Es sind auch Mobbing-Vorwürfe gegen Sie erhoben worden. In Ihrem Heimatverband kursierte ein Papier, das mit „Pflegehinweise für das Kaninchen“ überschrieben war. Damit sollte vor zehn Jahren die CDU-Geschäftsführerin im Main-Kinzig-Kreis, Anne Höhne-Weigl, aus dem Amt befördert werden. Warum haben Sie das nicht unterbunden?

Tauber: Ich habe das Papier weder geschrieben noch in Auftrag gegeben. Ich wusste damals, dass es so etwas gibt. Und in der Tat hätte ich, obwohl ich seinerzeit gar kein Amt in der Kreispartei hatte, sagen müssen: So geht das nicht. Das war sicherlich ein Fehler.

Frau Höhne-Weigl behauptet, Sie hätten selbst nach der Mobbing-Anleitung gehandelt.

Tauber: Ich habe mit der Kollegin als Kreisvorsitzender drei Jahre gut zusammengearbeitet. Und ich rede nicht schlecht über ehemalige Mitarbeiter.

Zu Ihren Aufgaben als Generalsekretär gehört, eine Strategie gegen die rechtspopulistische AfD zu entwickeln. Wie weit sind Sie damit?

Tauber: Wir haben eine sehr klare Strategie: Es kann mit der AfD keine Zusammenarbeit geben. Denn sie steht für ein Deutschland, wie es Christdemokraten nicht wollen: näher an Putin als an Obama, raus aus der Nato und dem Euro. Allerdings dürfen wir nicht auf dem hohen Ross sitzen und deren Wähler beschimpfen, sondern müssen den inhaltlichen Streit mit der AfD aufnehmen – etwa bei den Themen Europa, innere Sicherheit und Wirtschaft.

Ihre Strategie geht nicht auf. Die AfD legt bei Wahlen und in Umfragen weiter zu.

Tauber: So etwas zahlt sich nicht in wenigen Monaten aus, das braucht seine Zeit. Die Leute müssen sehen, dass unsere Lösungen funktionieren. Außerdem: Nur ein Teil der AfD-Wähler haben früher uns gewählt. Es müssen also alle Parteien ihre Hausaufgaben machen.

Fehlt der CDU eine klare konservative Stimme, wie sie ein Alfred Dregger verkörperte?

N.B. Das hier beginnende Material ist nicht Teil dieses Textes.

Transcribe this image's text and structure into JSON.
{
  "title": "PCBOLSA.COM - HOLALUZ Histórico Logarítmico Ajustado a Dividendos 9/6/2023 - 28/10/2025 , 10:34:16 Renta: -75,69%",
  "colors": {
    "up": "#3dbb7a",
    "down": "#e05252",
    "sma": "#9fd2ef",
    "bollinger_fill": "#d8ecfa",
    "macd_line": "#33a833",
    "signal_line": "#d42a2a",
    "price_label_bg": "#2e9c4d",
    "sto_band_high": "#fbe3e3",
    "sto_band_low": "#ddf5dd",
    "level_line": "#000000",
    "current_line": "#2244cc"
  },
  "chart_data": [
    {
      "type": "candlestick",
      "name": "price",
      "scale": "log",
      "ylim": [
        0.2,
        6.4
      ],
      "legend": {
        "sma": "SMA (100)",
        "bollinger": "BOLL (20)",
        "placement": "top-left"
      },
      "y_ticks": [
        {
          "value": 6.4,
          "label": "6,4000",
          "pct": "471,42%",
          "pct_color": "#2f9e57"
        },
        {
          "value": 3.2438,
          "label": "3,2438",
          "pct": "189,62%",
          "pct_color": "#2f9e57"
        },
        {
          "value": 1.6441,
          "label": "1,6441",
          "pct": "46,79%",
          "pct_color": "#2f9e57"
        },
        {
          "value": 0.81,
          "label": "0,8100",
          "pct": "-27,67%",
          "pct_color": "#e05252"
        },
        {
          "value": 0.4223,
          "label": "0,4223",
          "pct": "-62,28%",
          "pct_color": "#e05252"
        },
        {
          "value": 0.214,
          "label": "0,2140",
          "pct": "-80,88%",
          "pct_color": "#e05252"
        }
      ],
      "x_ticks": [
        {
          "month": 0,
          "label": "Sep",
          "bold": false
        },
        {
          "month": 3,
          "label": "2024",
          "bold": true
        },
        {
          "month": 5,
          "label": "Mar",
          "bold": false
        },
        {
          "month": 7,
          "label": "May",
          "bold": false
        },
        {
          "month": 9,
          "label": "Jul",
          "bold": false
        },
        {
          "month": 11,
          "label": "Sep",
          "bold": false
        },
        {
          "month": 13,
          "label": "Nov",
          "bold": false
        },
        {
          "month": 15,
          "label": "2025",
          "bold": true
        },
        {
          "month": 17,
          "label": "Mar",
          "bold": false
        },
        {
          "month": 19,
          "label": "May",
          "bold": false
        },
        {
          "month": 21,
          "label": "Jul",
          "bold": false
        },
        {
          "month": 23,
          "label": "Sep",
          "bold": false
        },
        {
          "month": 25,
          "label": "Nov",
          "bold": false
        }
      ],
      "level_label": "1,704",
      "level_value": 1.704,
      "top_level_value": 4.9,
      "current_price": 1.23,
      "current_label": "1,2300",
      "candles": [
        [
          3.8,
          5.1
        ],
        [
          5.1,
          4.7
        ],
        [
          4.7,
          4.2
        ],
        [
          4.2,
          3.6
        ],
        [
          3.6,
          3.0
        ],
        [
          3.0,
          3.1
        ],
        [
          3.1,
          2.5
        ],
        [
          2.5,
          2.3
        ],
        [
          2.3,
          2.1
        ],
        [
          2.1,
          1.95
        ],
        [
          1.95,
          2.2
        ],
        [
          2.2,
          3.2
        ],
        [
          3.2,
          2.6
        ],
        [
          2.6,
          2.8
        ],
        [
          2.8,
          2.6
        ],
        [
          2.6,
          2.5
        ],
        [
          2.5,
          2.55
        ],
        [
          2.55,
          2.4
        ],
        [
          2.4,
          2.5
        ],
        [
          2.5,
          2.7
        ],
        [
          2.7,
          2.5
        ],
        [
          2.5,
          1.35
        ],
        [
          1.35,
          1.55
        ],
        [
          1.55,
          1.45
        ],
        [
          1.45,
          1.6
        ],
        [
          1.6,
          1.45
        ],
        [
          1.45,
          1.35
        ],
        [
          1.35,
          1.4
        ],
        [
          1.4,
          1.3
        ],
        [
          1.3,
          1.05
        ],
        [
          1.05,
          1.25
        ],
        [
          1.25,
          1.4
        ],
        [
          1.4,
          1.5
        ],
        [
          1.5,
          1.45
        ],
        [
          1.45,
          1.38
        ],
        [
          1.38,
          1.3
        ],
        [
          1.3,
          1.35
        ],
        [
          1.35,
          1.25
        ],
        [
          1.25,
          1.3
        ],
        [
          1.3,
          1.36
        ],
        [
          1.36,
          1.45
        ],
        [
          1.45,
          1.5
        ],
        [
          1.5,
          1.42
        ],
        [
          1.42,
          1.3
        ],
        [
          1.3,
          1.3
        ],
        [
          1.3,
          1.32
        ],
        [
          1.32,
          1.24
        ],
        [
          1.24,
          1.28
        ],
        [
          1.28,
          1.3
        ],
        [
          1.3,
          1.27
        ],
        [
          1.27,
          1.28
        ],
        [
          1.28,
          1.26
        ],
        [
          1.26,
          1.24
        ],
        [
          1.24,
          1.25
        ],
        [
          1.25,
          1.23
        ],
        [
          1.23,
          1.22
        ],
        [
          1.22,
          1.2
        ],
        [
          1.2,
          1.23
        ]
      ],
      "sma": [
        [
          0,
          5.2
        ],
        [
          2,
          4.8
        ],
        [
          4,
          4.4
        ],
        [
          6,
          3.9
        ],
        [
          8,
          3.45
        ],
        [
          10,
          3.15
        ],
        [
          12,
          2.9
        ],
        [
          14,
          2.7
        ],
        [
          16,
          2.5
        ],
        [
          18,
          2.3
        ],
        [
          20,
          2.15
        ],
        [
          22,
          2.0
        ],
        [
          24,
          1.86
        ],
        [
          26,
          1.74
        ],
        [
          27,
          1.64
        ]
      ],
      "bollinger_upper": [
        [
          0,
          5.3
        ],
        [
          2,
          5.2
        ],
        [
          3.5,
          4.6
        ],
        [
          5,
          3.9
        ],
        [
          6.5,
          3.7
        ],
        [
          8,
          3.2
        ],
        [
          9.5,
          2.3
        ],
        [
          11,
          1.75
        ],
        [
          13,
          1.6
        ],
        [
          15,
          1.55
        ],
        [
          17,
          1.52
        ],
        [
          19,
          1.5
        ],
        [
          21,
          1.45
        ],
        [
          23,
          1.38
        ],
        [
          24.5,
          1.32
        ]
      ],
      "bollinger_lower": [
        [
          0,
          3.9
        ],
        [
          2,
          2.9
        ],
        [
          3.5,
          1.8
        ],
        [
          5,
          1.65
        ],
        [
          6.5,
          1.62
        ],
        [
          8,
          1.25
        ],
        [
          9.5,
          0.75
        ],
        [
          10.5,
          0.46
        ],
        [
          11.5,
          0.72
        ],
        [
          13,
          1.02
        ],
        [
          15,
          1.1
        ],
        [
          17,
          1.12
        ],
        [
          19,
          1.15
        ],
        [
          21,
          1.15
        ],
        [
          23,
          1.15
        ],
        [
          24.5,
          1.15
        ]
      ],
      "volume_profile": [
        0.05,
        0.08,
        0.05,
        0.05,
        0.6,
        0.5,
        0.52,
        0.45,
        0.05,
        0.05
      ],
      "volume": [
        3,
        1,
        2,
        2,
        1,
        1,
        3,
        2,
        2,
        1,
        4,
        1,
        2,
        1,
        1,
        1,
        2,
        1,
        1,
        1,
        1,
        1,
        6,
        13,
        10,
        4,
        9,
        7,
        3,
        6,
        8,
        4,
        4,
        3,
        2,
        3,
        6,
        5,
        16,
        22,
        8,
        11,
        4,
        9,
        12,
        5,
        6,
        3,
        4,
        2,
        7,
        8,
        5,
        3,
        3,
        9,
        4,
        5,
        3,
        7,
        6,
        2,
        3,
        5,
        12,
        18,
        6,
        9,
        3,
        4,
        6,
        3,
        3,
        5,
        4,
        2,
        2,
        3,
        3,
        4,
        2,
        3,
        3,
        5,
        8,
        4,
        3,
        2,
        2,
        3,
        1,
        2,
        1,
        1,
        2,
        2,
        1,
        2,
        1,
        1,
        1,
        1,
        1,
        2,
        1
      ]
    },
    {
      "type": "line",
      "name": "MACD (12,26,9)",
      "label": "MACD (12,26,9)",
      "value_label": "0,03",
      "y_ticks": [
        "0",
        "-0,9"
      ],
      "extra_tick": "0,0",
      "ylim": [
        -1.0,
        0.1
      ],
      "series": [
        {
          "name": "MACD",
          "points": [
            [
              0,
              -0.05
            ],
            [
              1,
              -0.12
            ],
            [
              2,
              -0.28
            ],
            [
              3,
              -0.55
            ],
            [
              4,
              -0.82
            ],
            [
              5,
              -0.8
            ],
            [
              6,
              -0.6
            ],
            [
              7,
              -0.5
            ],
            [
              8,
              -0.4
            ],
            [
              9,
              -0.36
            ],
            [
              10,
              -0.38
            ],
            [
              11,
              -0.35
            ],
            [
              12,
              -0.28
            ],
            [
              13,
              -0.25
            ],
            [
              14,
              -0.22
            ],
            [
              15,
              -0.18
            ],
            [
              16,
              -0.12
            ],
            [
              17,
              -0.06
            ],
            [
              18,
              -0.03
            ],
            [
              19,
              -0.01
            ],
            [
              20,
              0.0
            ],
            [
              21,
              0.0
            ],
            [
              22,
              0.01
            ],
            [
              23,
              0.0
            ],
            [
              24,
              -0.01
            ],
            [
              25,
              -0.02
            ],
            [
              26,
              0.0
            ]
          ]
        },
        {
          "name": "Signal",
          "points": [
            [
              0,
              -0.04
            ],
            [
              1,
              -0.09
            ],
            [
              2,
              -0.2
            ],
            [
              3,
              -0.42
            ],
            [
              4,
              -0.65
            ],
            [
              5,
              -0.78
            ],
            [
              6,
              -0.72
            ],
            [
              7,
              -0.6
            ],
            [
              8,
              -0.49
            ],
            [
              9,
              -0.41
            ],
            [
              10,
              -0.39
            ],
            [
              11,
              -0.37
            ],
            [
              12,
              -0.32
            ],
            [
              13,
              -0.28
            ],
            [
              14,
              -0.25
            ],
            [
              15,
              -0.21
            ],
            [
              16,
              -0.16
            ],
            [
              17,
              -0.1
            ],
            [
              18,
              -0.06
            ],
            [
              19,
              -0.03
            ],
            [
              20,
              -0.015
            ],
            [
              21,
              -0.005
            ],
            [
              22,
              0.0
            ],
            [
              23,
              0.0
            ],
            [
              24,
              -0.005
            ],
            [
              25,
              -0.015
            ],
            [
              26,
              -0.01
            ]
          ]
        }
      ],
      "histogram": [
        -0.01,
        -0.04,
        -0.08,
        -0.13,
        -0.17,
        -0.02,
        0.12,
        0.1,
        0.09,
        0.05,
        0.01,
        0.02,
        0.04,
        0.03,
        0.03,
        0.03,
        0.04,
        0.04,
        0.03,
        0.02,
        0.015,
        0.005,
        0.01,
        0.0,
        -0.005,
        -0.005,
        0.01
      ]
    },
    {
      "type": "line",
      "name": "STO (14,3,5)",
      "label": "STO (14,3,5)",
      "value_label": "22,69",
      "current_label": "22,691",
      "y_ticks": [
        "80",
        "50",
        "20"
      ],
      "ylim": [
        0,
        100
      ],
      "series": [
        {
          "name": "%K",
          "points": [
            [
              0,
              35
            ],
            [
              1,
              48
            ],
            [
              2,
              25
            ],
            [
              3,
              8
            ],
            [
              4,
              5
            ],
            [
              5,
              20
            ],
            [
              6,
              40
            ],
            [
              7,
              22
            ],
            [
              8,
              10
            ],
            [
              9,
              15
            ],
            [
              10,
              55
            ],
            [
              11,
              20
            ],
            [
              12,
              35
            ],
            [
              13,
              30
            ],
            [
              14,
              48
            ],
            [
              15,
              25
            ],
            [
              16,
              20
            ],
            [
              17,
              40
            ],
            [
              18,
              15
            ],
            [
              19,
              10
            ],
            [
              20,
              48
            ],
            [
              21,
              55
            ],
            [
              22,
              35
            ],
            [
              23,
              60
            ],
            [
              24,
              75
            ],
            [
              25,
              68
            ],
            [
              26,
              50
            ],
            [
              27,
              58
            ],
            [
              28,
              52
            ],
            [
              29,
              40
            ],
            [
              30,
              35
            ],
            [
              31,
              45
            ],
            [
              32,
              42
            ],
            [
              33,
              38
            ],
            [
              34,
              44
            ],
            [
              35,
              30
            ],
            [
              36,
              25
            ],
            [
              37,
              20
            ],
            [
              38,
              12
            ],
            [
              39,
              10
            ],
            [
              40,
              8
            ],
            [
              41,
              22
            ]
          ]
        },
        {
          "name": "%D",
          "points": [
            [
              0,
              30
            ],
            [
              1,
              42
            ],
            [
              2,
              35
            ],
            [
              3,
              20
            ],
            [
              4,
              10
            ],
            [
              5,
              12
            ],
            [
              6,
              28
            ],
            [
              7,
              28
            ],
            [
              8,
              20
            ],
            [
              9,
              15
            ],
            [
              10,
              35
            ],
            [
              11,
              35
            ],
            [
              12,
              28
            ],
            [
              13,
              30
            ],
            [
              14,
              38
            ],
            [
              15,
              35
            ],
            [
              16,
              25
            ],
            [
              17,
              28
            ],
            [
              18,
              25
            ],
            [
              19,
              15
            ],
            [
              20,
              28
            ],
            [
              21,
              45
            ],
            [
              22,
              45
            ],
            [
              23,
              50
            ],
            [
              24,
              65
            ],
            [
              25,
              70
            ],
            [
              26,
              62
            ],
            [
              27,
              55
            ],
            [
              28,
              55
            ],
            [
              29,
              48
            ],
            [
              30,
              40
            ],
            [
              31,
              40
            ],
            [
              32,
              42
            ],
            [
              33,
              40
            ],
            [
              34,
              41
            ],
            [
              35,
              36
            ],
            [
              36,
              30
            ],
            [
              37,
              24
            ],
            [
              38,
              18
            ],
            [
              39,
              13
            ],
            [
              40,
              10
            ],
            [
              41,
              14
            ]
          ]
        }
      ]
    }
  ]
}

Tauber: Für Alfred Dregger habe ich selber noch Wahlplakate geklebt. Und wir haben auch heute profilierte Konservative wie Volker Bouffier, oder bei den jüngeren Kollegen beispielsweise Patrick Sensburg oder Steffen Bilger. Einen Fehler dürfen wir jedenfalls nicht machen: Ständig zu lamentieren, dass es keine Konservativen mehr gebe in der Union. Sonst wird das zur selbsterfüllenden Prophezeiung. Was wir jetzt bei den Themen innere Sicherheit und Integration beschlossen haben, folgt dem Gedanken einer Leitkultur. Das ist nichts anderes als konservative Gesellschaftspolitik. Ich würde mir wünschen, dass sich einige CDU-Abgeordnete, die sich als konservativ begreifen, das etwas selbstbewusster ans Revers heften würden.